It’s that time of year; the loo seat gets colder each morning and my wallet ever thinner. The only time I get to see sunlight is on weekends, and I am permanently tired from waking up at obscene hours to listen to Test Match Special. Life is ticking along but not doing much more, and everyone is just waiting for the Christmas break.

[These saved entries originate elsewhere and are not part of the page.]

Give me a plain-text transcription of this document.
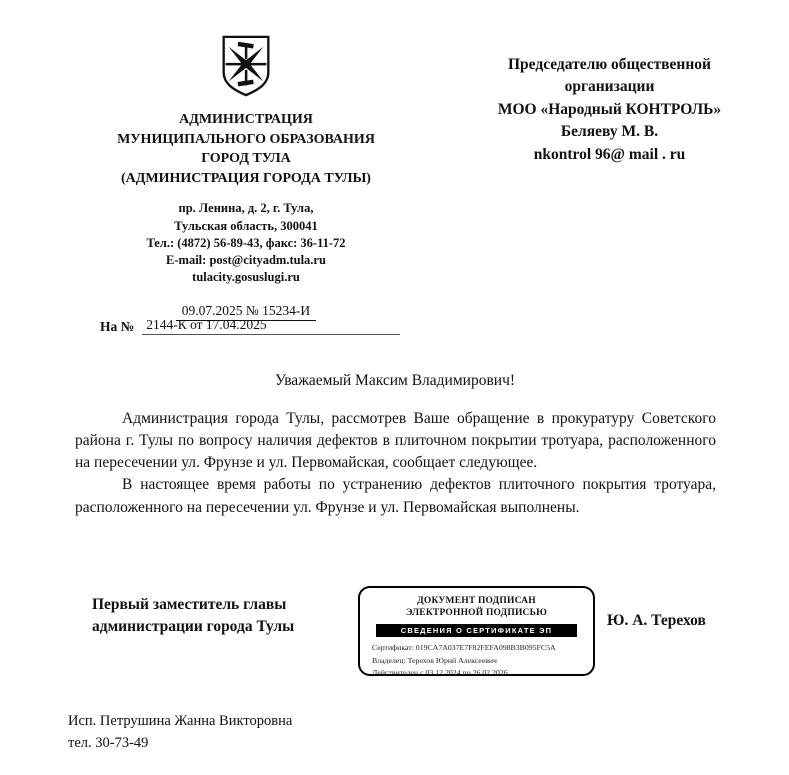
АДМИНИСТРАЦИЯ
МУНИЦИПАЛЬНОГО ОБРАЗОВАНИЯ
ГОРОД ТУЛА
(АДМИНИСТРАЦИЯ ГОРОДА ТУЛЫ)
пр. Ленина, д. 2, г. Тула,
Тульская область, 300041
Тел.: (4872) 56-89-43, факс: 36-11-72
E-mail: post@cityadm.tula.ru
tulacity.gosuslugi.ru
09.07.2025 № 15234-И
На № 2144-К от 17.04.2025
Председателю общественной
организации
МОО «Народный КОНТРОЛЬ»
Беляеву М. В.
nkontrol 96@ mail . ru
Уважаемый Максим Владимирович!

Администрация города Тулы, рассмотрев Ваше обращение в прокуратуру Советского района г. Тулы по вопросу наличия дефектов в плиточном покрытии тротуара, расположенного на пересечении ул. Фрунзе и ул. Первомайская, сообщает следующее.

В настоящее время работы по устранению дефектов плиточного покрытия тротуара, расположенного на пересечении ул. Фрунзе и ул. Первомайская выполнены.

Первый заместитель главы
администрации города Тулы
ДОКУМЕНТ ПОДПИСАН
ЭЛЕКТРОННОЙ ПОДПИСЬЮ
СВЕДЕНИЯ О СЕРТИФИКАТЕ ЭП
Сертификат: 019CA7A037E7F82FEFA098B3B095FC5A
Владелец: Терехов Юрий Алексеевич
Действителен с 03.12.2024 по 26.02.2026
Ю. А. Терехов
Исп. Петрушина Жанна Викторовна
тел. 30-73-49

It is this break that weirdly seems to stress so many out – for a deeply analytical (sic) brain like my own I naturally do not struggle to find presents to purchase for my loved ones, but it appears that when the boot is on the other foot I am a somewhat more difficult person to buy for. So I thought I would compile a list of cricket-related gifts in order to make things easier for the unimaginative present buyers out there with myself as a friend. Some are genuinely wanted, others a bit generic, and some will appeal to the cheaper ‘Work Secret Santa’ market too. In a very particular order:
1. The Wisden Almanack 2012 (£30).
The annual bible of cricket. The must read. An obvious gift, to be repeated every year until I die. Think of this as a Christmas tradition – more important than Turkey, more relevant than Jesus.
2. Tickets. £35+.
Ok, this gift requires a bit of planning, but how hard can it be? It is obvious I won’t be able to get up to Durham on a Monday for a T20, but I could get to London or the Rose Bowl easily enough on a Saturday or Sunday. England are playing both New Zealand and Australia next summer, as well as hosting the ICC Champions Trophy. I like cricket. There is lots of it on this year. Think about it.
3. Mug. £10.
Not an original idea, but at least it is a safe gift. This particular effort (link) looks like it is of good quality, is quirky in it’s design, it depicts a traditional cricket scene and thus is timeless. This is a budget option aimed at the ‘oh shit I have got to get you a present?!’ market.
4. Bin Stumps Sticker £5.
A lovely little idea if you’ve a garden at least 22 yards long, and possibly aimed at the younger market. Personally I’d put the sticker on the left hand side of the bin with leg stump right on the bin’s edge. Any nicks which hit the rest of the bin could be automatically out ‘caught behind’. That is probably my adult mind thinking too deeply into it, though. If you are anything like my brother and I, it might be good to also stock up on tennis balls.
5. Alcohol. £10-15
I’m rubbish at cricket. I get out early often, drop catches, and bowl too many wides. I cut a sorry, forlorn figure for the majority of my existence. There is but one comfort in my life. Do not deny the desperate man with the golden duck. Embrace him.